Software on LUMI

How to find the available software, how to install, and specific software tutorials.

Tutorial: Finding available & installable software

How to find available software from LUMI software collection, and how to see what is pre-installed and what is user-installable. what other things to pay attention to (referring to previous chapter).

Tutorial: Installing user-installable software with EasyBuild

An easy example, a general hand-hold tutorial how to do this

Tutorial: PyTorch with DDP

Setup

Run through the following three steps to initialize a PyTorch environment on LUMI. This only needs to be done once.

1st Step

Install ROCm Communication Collectives Library (RCCL) if you want to leverage multiple GPUs:

$ module load LUMI/22.08 partition/G
$ module load EasyBuild-user
$ eb aws-ofi-rccl-66b3b31-cpeGNU-22.08.eb -r

2nd Step

Get the ROCm PyTorch Docker container:

$ SINGULARITY_TMPDIR=/tmp/tmp-singularity SINGULARITY_CACHEDIR=/tmp/tmp-singularity singularity pull docker://rocm/pytorch:rocm5.7_ubuntu22.04_py3.10_pytorch_2.0.1

3rd Step

Create a virtual environment (venv) for each of your projects and add additional modules you might need:

$ singularity exec pytorch_rocm5.7_ubuntu22.04_py3.10_pytorch_2.0.1.sif bash
Singularity> python -m venv my_project_env --system-site-packages
Singularity> . my_project_env/bin/activate
(my_project_env) Singularity> Install what else you'd need: pip install ...

Create more virtual environments

You might want to create more virtual environments, one for each of your projects, or for experimenting with different module versions.
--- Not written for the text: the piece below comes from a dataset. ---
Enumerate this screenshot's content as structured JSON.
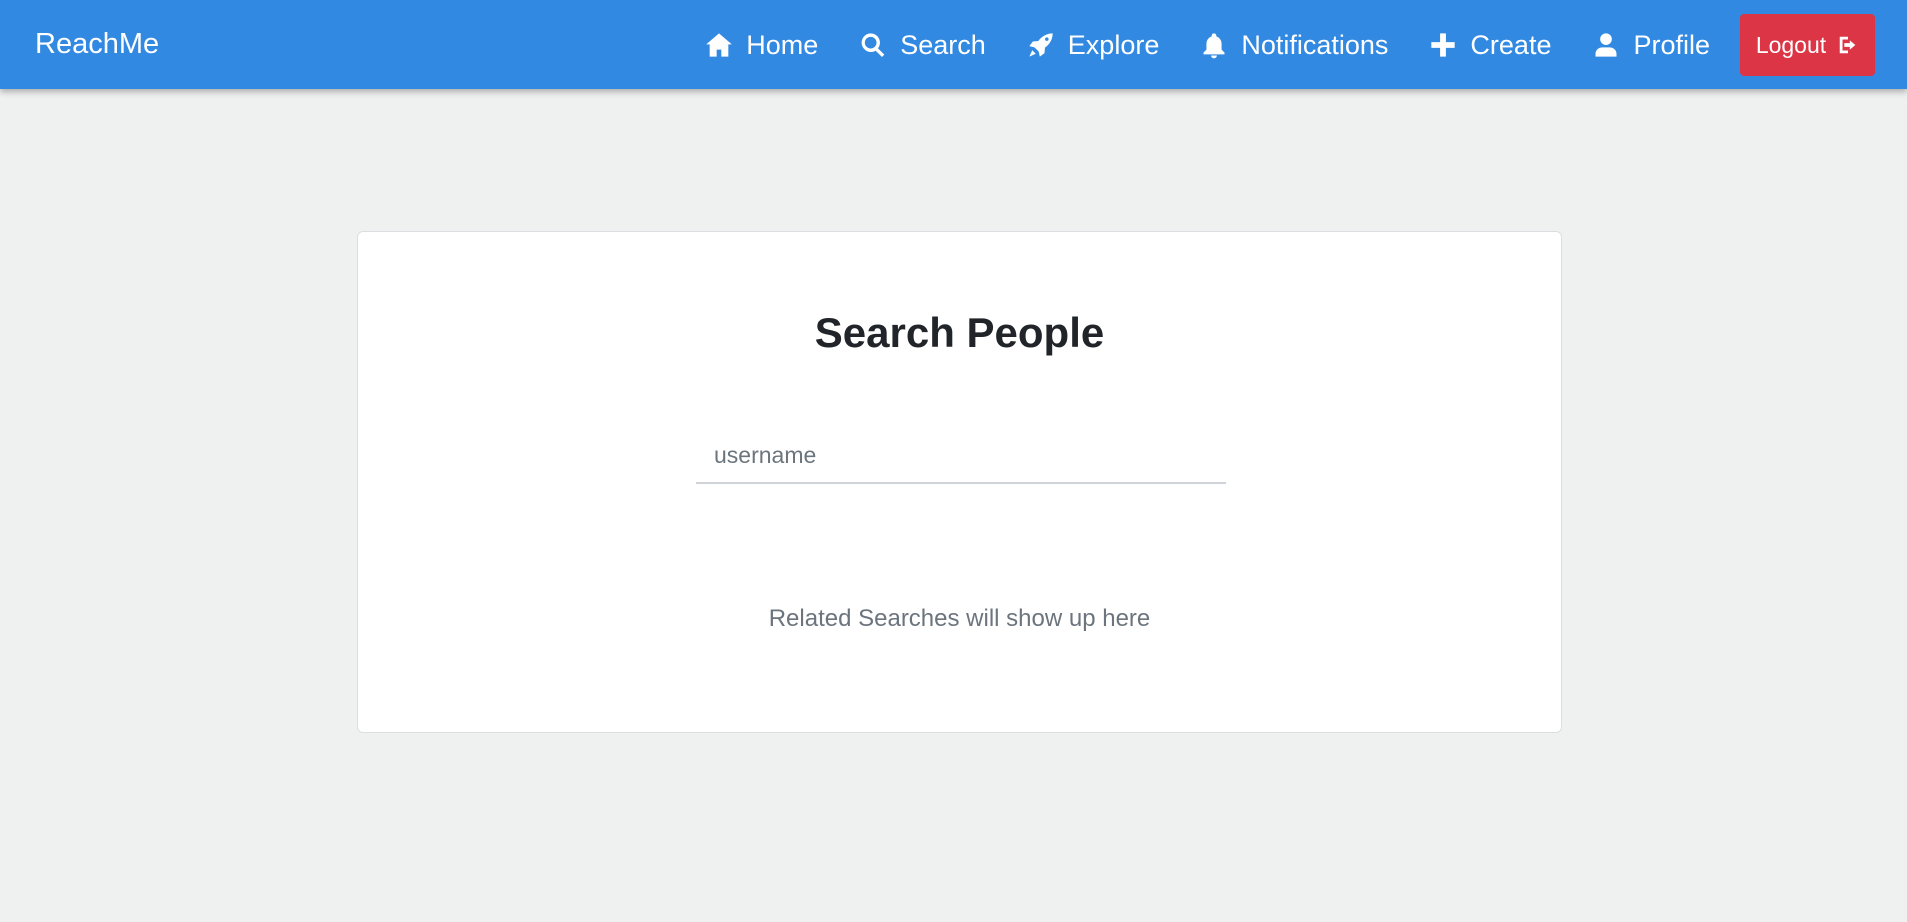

Simply repeat the commands with providing individual virtual environment names.

Use it

We use the following job script (run_sbatch.sh):

#!/bin/bash -l
#SBATCH --job-name="PyTorch MNIST"
#SBATCH --output=output.txt
#SBATCH --error=error.txt
#SBATCH --partition=standard-g
#SBATCH --nodes=2
#SBATCH --ntasks=16
#SBATCH --ntasks-per-node=8
#SBATCH --time=1:00:00
#SBATCH --account=project_<YOURID>
#SBATCH --gpus-per-node=8

module load LUMI/22.08 partition/G
module load singularity-bindings
module load aws-ofi-rccl

export SCRATCH=$PWD
export NCCL_SOCKET_IFNAME=hsn
export NCCL_NET_GDR_LEVEL=3
export MIOPEN_USER_DB_PATH=/tmp/${USER}-miopen-cache-${SLURM_JOB_ID}
export MIOPEN_CUSTOM_CACHE_DIR=${MIOPEN_USER_DB_PATH}
export CXI_FORK_SAFE=1
export CXI_FORK_SAFE_HP=1
export FI_CXI_DISABLE_CQ_HUGETLB=1
export SINGULARITYENV_LD_LIBRARY_PATH=${EBROOTAWSMINOFIMINRCCL}/lib:/opt/cray/xpmem/2.5.2-2.4_3.50__gd0f7936.shasta/lib64:${SINGULARITYENV_LD_LIBRARY_PATH}

master_addr=$(scontrol show hostnames "$SLURM_JOB_NODELIST" | head -n 1)
export SINGULARITYENV_MASTER_ADDR="$master_addr"
export SINGULARITYENV_MASTER_PORT=6200
echo "MASTER_ADDR="$SINGULARITYENV_MASTER_ADDR "MASTER_PORT="$SINGULARITYENV_MASTER_PORT

srun --mpi=cray_shasta singularity exec --pwd /work --bind $SCRATCH:/work pytorch_rocm5.7_ubuntu22.04_py3.10_pytorch_2.0.1.sif /work/my_project_env/bin/python PyTorch_MNIST-DDP.py

This job script executes 16 processes over two GPU nodes. That is, one process for each of the eight GPUs in a single node. The first node is used as master node for NCCL/RCCL communication management with port 6200.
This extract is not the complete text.